Snapchat, Twitter, Instagram, Facebook... toujours plus de plateformes qui nous permettent aujourd’hui de communiquer de manière instantanée, avec nos proches. Malgré son apparence novatrice et rapide, cette nouvelle manière de communiquer peut rester dangereuse en ce qui concerne l’envoi de photos ou vidéos. En effet, même si la plupart des grandes firmes de ce secteur assurent à leurs utilisateurs que leurs données sont protégées ou destinées à disparaître, ce n’est pas toujours le cas. De plus, la majorité des réseaux sociaux offrent un accès illimité et non protégé à des contenus pornographiques de masse. Par exemple, Twitter expose clairement dans sa politique en matière de médias sensibles, que les « contenus pour adultes » (de leurs propres mots) sont autorisés à la publication à condition qu’ils ne soient ni violents, ni incitant à la haine.


Ces nouvelles tendances numériques combinées à une once de rancœur donnent naissance à ce qu’on appelle le « Revenge Porn ». Cette pratique consiste en la diffusion sur les réseaux sociaux de contenus sexuellement explicites sans consentement préalable, et peut avoir des effets dévastateurs pour la ou les personnes concernées. Ainsi Benjamin Griveaux, député français LREM, s’est vu en ce mois de février privé de la course à la présidence de la Mairie de Paris à la suite du partage de photos compromettantes sur lesquelles il apparaissait.
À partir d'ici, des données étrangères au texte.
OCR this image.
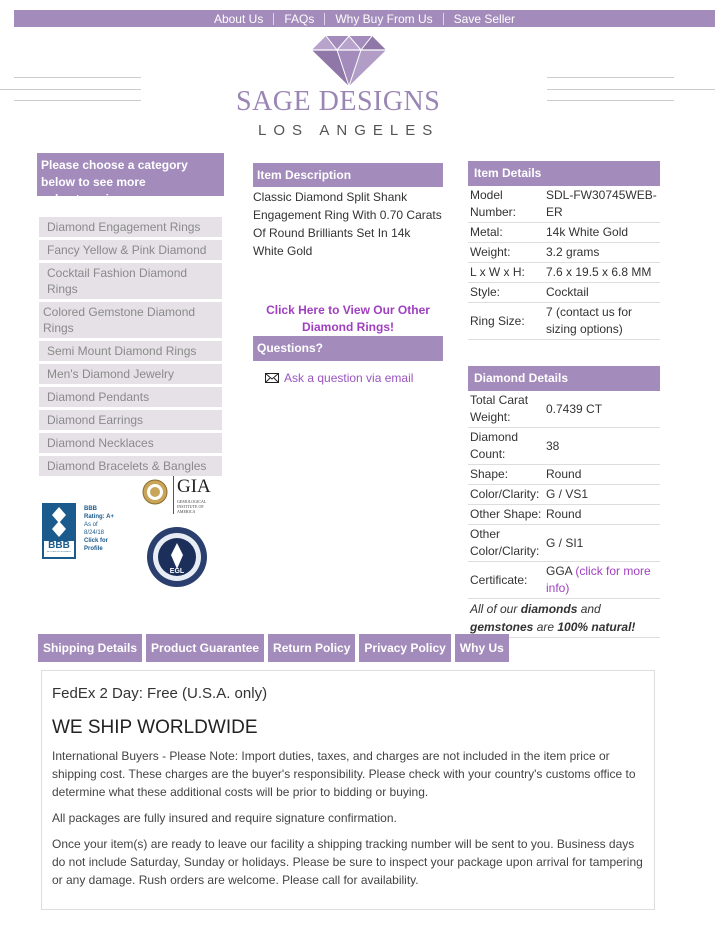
About Us	FAQs	Why Buy From Us	Save Seller
SAGE DESIGNS
LOS ANGELES
Please choose a category below to see more subcategories
Diamond Engagement Rings
Fancy Yellow & Pink Diamond
Cocktail Fashion Diamond Rings
Colored Gemstone Diamond Rings
Semi Mount Diamond Rings
Men's Diamond Jewelry
Diamond Pendants
Diamond Earrings
Diamond Necklaces
Diamond Bracelets & Bangles
BBB
ACCREDITED BUSINESS
BBB
Rating: A+
As of
8/24/18
Click for
Profile
GIA
GEMOLOGICAL INSTITUTE OF AMERICA
EGL
Item Description
Classic Diamond Split Shank Engagement Ring With 0.70 Carats Of Round Brilliants Set In 14k White Gold
Click Here to View Our Other Diamond Rings!
Questions?
Ask a question via email
Item Details
Model Number:	SDL-FW30745WEB-ER
Metal:	14k White Gold
Weight:	3.2 grams
L x W x H:	7.6 x 19.5 x 6.8 MM
Style:	Cocktail
Ring Size:	7 (contact us for sizing options)
Diamond Details
Total Carat Weight:	0.7439 CT
Diamond Count:	38
Shape:	Round
Color/Clarity:	G / VS1
Other Shape:	Round
Other Color/Clarity:	G / SI1
Certificate:	GGA (click for more info)
All of our diamonds and gemstones are 100% natural!
Shipping Details	Product Guarantee	Return Policy	Privacy Policy	Why Us
FedEx 2 Day: Free (U.S.A. only)
WE SHIP WORLDWIDE

International Buyers - Please Note: Import duties, taxes, and charges are not included in the item price or shipping cost. These charges are the buyer's responsibility. Please check with your country's customs office to determine what these additional costs will be prior to bidding or buying.

All packages are fully insured and require signature confirmation.

Once your item(s) are ready to leave our facility a shipping tracking number will be sent to you. Business days do not include Saturday, Sunday or holidays. Please be sure to inspect your package upon arrival for tampering or any damage. Rush orders are welcome. Please call for availability.
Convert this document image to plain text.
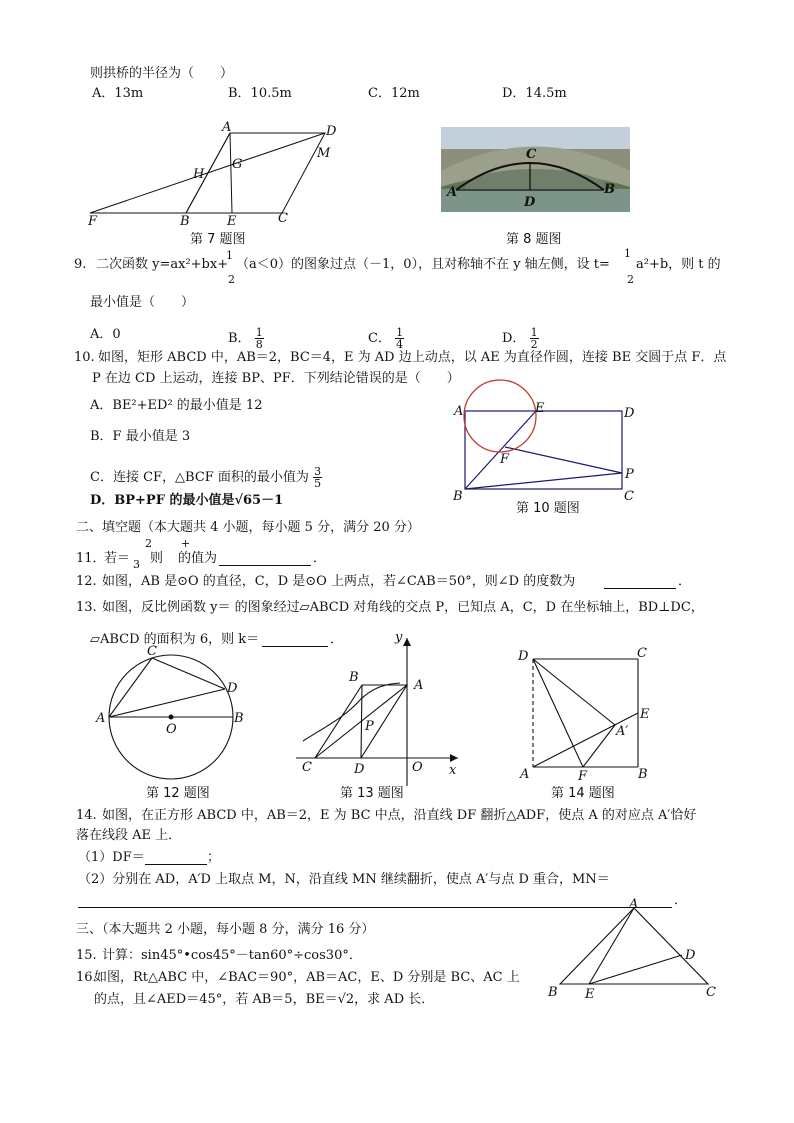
则拱桥的半径为（　　）
A．13m	B．10.5m	C．12m	D．14.5m
A	D
M
H
G
F	B	E	C
第 7 题图
C
A	B
D
第 8 题图
9. 二次函数 y=ax²+bx+
1
2
（a＜0）的图象过点（－1，0），且对称轴不在 y 轴左侧，设 t=
1
2
a²+b，则 t 的
最小值是（　　）
A．0	B． $\frac{1}{8}$	C． $\frac{1}{4}$	D． $\frac{1}{2}$
10. 如图，矩形 ABCD 中，AB＝2，BC＝4，E 为 AD 边上动点，以 AE 为直径作圆，连接 BE 交圆于点 F．点
P 在边 CD 上运动，连接 BP、PF．下列结论错误的是（　　）
A．BE²+ED² 的最小值是 12
B．F 最小值是 3
C．连接 CF，△BCF 面积的最小值为 $\frac{3}{5}$
D．BP+PF 的最小值是√65－1
A	E	D
F
P
B	C
第 10 题图
二、填空题（本大题共 4 小题，每小题 5 分，满分 20 分）
11．
若＝ 3
2
则
+
的值为	．
12. 如图，AB 是⊙O 的直径，C，D 是⊙O 上两点，若∠CAB＝50°，则∠D 的度数为	．
13. 如图，反比例函数 y＝ 的图象经过▱ABCD 对角线的交点 P，已知点 A，C，D 在坐标轴上，BD⊥DC，
▱ABCD 的面积为 6，则 k＝	．
A	B
C
D
O
第 12 题图
y
x
A
B
C	D	O
P
第 13 题图
D	C
E
A′
A	F	B
第 14 题图
14. 如图，在正方形 ABCD 中，AB＝2，E 为 BC 中点，沿直线 DF 翻折△ADF，使点 A 的对应点 A′恰好
落在线段 AE 上．
（1）DF＝	；
（2）分别在 AD，A′D 上取点 M，N，沿直线 MN 继续翻折，使点 A′与点 D 重合，MN＝
．
三、（本大题共 2 小题，每小题 8 分，满分 16 分）
15. 计算：sin45°•cos45°－tan60°÷cos30°．
16.
如图，Rt△ABC 中，∠BAC＝90°，AB＝AC，E、D 分别是 BC、AC 上
的点，且∠AED＝45°，若 AB＝5，BE＝√2，求 AD 长．
A
B	C
D
E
Rappelons néanmoins que cette méthode douteuse et illégale est punie de deux ans d’emprisonnement et de soixante six mille euros d’amende à son paroxysme. Cependant, de nombreuses victimes assurent que la justice ne prend pas toujours en considération leurs plaintes et blâment le plus souvent ces dernières du fait de leur inconscience, alors que le phénomène gagne en intensité chaque jour.